Стояла пятница, ему обещали солнечника, и он с нетерпением этого ждал, но во вторник, среду и четверг грегаль , дул с такой силой, что рыбацкие лодки в море не выходили, а поскольку Сирл не привык к офицерам-католикам (редкие птицы на флоте, где от каждого лейтенанта при первом назначении требовалось отречься от Папы Римского), то не имел в запасе даже соленой трески. Мэтьюрин вынужден был обедать овощами, приготовленными на английский манер: водянистыми, пресными и навевавшими тоску.
Стивена обычно нельзя было назвать ни жадным, ни злонравным, но это разочарование явилось последней каплей в череде неприятностей и некоторых весьма серьезных беспокойств, причем всё это — на второй день его попытки бросить курить.
— Бытует мнение, что Дунс Скот соотносится с Фомой Аквинским так же, как Кант с Лейбницем, — произнес Грэхэм, продолжая разговор.
— Конечно, я часто слышал это в Баллинасло, — сказал Мэтьюрин. — Но я не выношу Иммануила Канта. С тех пор как я обнаружил, что он столько времени уделил этому вору Руссо, я его вообще терпеть не могу — то, что философ одобряет подобные ложные разглагольствования швейцарского наемника, свидетельствует либо о преступном легкомыслии, либо о не менее преступном легковерии.
Поток тщательно рассчитанных слез, ложное откровение, неверные признания, восторженно-романтический взгляд, — рука Стивена непроизвольно потянулась к портсигару, и он с разочарованием её отдернул. — Как же я ненавижу что восторженность, что романтические перспективы.
— Дэвид Юм придерживался того же взгляда, — сказал Грэхэм. — Я имею в виду в отношении мсье Руссо. Он считал его не более чем хромоногим бродягой.
— Но, по крайней мере, Руссо не поднимал шумихи, — сказал Мэтьюрин, сердито глядя на своих друзей в дальней беседке. — Жан-Жак Руссо может и был отступником, жестокосердным лукавым развратником, но не ревел, как иерихонская труба, когда веселился. Вы только посмотрите, как они сейчас завлекают этих молодых дам. Позор!
Молодые дамы, которые скакали по ночам на сцене или пели в хоре и часто сопровождали молодых офицеров на пикник на лодках на остров Гоцо или Комино или на прогулках в чахлых мальтийских рощах, не выглядели оскорбленными: девушки отвечали на ухаживания, смеялись и махали руками, а одна из них, подойдя, уселась на подлокотник капитана Пелью, выпила его бокал вина и пригласила всех в оперу в субботу, где она будет петь партию пятого садовника, на что капитан Обри сделал удивительно остроумное замечание. Мэтьюрин его не разобрал, но последовавший в ответ хохот определенно услышали в форте Сент-Анджело.

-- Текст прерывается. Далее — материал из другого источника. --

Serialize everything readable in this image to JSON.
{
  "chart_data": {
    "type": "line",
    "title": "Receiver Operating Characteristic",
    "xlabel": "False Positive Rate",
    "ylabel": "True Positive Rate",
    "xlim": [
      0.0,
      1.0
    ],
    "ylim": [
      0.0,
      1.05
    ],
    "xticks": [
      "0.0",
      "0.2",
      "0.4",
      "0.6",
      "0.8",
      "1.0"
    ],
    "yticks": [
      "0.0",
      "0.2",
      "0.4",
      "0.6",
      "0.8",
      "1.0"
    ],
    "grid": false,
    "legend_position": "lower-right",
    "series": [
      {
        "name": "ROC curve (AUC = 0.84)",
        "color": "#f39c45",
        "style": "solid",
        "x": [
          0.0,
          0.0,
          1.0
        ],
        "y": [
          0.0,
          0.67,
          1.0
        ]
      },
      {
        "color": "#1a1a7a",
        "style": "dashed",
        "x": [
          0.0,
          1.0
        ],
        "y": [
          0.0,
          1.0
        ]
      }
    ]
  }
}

— Иисус, Мария и Иосиф, — сказал Мэтьюрин. — Даже в Ирландии я бывал на многих дружеских сборищах, где ограничивались лишь умеренным шепотом, думаю, это должно распространяться и на шотландцев.
Грэхэм считал иначе, однако, благосклонно относясь к Мэтьюрину, сказал лишь «ну, может быть».

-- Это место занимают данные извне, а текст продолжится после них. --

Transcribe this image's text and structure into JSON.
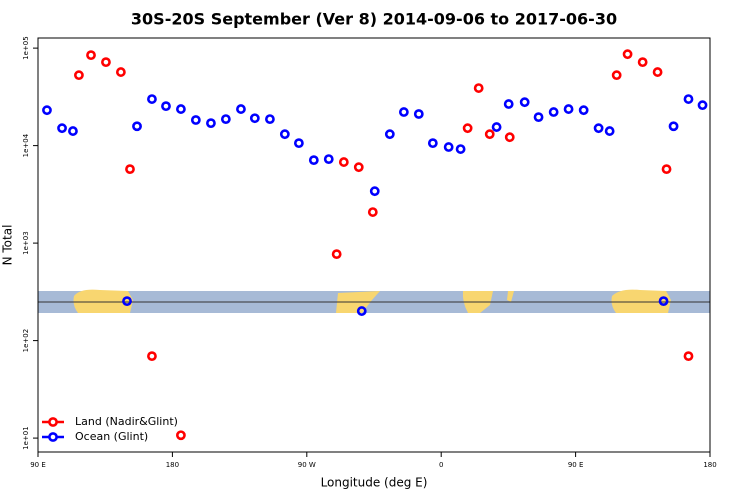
{
  "chart_data": {
    "type": "scatter",
    "title": "30S-20S September (Ver 8)   2014-09-06 to 2017-06-30",
    "x_label": "Longitude (deg E)",
    "y_label": "N Total",
    "log_y": true,
    "legend": "bottom-left",
    "xlim": [
      90,
      540
    ],
    "xticks": [
      {
        "value": 90,
        "label": "90 E"
      },
      {
        "value": 180,
        "label": "180"
      },
      {
        "value": 270,
        "label": "90 W"
      },
      {
        "value": 360,
        "label": "0"
      },
      {
        "value": 450,
        "label": "90 E"
      },
      {
        "value": 540,
        "label": "180"
      }
    ],
    "ylim": [
      7.2,
      127000
    ],
    "yticks": [
      {
        "value": 10,
        "label": "1e+01"
      },
      {
        "value": 100,
        "label": "1e+02"
      },
      {
        "value": 1000,
        "label": "1e+03"
      },
      {
        "value": 10000,
        "label": "1e+04"
      },
      {
        "value": 100000,
        "label": "1e+05"
      }
    ],
    "series": [
      {
        "name": "Land (Nadir&Glint)",
        "color": "#ff0000",
        "x": [
          117.4,
          125.5,
          135.5,
          145.5,
          151.6,
          166.3,
          185.7,
          290,
          294.8,
          304.8,
          314.2,
          377.7,
          385.1,
          392.5,
          405.9,
          477.5,
          484.8,
          494.9,
          504.9,
          510.9,
          525.6
        ],
        "values": [
          52800,
          84700,
          71800,
          56800,
          5740,
          69.3,
          10.7,
          771,
          6780,
          6010,
          2080,
          15100,
          38900,
          13100,
          12200,
          52800,
          86700,
          71800,
          56800,
          5740,
          69.3
        ]
      },
      {
        "name": "Ocean (Glint)",
        "color": "#0000ff",
        "x": [
          96,
          106.1,
          113.4,
          149.6,
          156.3,
          166.3,
          175.7,
          185.7,
          195.7,
          205.8,
          215.8,
          225.9,
          235.2,
          245.3,
          255.3,
          264.7,
          274.7,
          284.7,
          306.8,
          315.5,
          325.6,
          335,
          345,
          354.4,
          365,
          373,
          397.1,
          405.2,
          415.9,
          425.2,
          435.3,
          445.3,
          455.4,
          465.4,
          472.8,
          508.9,
          515.6,
          525.6,
          535
        ],
        "values": [
          23100,
          15100,
          14100,
          254,
          15800,
          30000,
          25400,
          23700,
          18300,
          17000,
          18700,
          23700,
          19100,
          18700,
          13100,
          10600,
          7100,
          7270,
          201,
          3410,
          13100,
          22100,
          21100,
          10600,
          9670,
          9210,
          15500,
          26700,
          27900,
          19600,
          22100,
          23700,
          23100,
          15100,
          14100,
          254,
          15800,
          30000,
          26000
        ]
      }
    ]
  }
}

— Некоторые из моих лучших друзей — англичане, — продолжил Мэтьюрин. — Но даже самые добропорядочные из них имеют ужасную привычку издавать вводящий в замешательство шум, когда им весело. В их стране, где рацион притупляет чувства, это достаточно безвредно, за границей такое уже не пройдет: там к подобному относятся как к чрезмерному проявлению высокомерия и презирают почище большинства серьезных преступлений. Испанец – подлый колонист, убийца, хищник, варвар, но смеха его не услышать. Его высокомерие — явление привычное, повсеместное и не столь презираемое, как английское.

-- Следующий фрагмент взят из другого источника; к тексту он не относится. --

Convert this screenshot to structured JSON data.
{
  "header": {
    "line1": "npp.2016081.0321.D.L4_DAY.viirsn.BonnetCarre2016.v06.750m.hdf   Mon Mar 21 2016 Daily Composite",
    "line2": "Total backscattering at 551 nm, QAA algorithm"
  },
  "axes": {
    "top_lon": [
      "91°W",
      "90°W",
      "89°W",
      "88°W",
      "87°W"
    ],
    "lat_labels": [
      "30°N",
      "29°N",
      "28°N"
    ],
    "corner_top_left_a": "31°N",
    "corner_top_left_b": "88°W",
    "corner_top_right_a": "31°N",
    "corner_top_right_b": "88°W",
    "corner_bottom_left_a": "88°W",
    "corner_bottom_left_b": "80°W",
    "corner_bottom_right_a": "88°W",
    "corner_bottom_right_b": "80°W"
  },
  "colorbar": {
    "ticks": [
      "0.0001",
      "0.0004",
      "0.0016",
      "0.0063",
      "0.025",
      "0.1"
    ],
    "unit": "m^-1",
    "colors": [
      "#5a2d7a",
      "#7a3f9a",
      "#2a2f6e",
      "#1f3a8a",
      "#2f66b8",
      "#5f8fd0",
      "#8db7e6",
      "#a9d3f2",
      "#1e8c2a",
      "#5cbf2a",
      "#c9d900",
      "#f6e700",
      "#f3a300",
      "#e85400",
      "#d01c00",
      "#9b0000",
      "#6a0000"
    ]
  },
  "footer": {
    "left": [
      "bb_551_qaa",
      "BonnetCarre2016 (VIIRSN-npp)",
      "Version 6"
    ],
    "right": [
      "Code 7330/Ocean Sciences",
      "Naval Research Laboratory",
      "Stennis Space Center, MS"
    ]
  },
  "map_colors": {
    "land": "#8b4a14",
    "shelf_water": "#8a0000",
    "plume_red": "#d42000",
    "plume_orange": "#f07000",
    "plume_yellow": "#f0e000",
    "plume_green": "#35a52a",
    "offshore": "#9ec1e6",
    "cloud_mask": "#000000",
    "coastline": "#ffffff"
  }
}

Взять хотя бы этот остров: лишь десять лет назад флот спас его жителей от ужасной тирании французов и принес процветание, а не увез сокровища церквей в корабельных трюмах, но уже зреет великое недовольство, и, на мой взгляд, немалую роль в этом сыграл смех. Хотя даже обычного глупого высокомерия здесь тоже предостаточно. Вы не взглянете на это?